Small bowel adenocarcinoma (SBA) is an aggressive disease with limited treatment options. Despite previous studies, its molecular genetic background has remained somewhat elusive. To comprehensively ...characterize the mutational landscape of this tumor type, and to identify possible targets of treatment, we conducted the first large exome sequencing study on a population-based set of SBA samples from all three small bowel segments.
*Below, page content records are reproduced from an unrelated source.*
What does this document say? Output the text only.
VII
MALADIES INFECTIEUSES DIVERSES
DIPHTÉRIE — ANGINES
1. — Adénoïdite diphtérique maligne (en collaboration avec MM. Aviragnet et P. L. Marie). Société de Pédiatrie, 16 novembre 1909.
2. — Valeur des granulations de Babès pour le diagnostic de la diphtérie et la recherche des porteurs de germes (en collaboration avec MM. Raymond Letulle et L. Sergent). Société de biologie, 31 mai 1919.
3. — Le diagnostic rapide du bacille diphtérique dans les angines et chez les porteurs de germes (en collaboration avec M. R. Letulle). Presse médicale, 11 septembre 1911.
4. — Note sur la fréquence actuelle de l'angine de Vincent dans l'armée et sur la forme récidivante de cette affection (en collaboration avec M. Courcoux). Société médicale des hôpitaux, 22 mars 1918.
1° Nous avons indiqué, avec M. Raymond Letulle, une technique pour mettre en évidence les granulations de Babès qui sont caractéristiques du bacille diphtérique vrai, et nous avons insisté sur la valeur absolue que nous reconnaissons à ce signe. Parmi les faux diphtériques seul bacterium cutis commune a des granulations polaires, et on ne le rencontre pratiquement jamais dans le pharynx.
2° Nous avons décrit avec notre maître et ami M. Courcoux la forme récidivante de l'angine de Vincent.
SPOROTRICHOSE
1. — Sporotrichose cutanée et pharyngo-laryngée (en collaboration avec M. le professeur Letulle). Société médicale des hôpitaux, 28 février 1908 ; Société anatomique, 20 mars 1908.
Archival tissue from 106 primary tumors with appropriate clinical information were available for exome sequencing from a patient series consisting of a majority of confirmed SBA cases diagnosed in Finland between the years 2003-2011. Paired-end exome sequencing was performed using Illumina HiSeq 4000, and OncodriveFML was used to identify driver genes from the exome data. We also defined frequently affected cancer signalling pathways and performed the first extensive allelic imbalance (AI) analysis in SBA. Exome data analysis revealed significantly mutated genes previously linked to SBA (TP53, KRAS, APC, SMAD4, and BRAF), recently reported potential driver genes (SOX9, ATM, and ARID2), as well as novel candidate driver genes, such as ACVR2A, ACVR1B, BRCA2, and SMARCA4. We also identified clear mutation hotspot patterns in ERBB2 and BRAF. No BRAF V600E mutations were observed. Additionally, we present a comprehensive mutation signature analysis of SBA, highlighting established signatures 1A, 6, and 17, as well as U2 which is a previously unvalidated signature. Finally, comparison of the three small bowel segments revealed differences in tumor characteristics. This comprehensive work unveils the mutational landscape and most frequently affected genes and pathways in SBA, providing potential therapeutic targets, and novel and more thorough insights into the genetic background of this tumor type.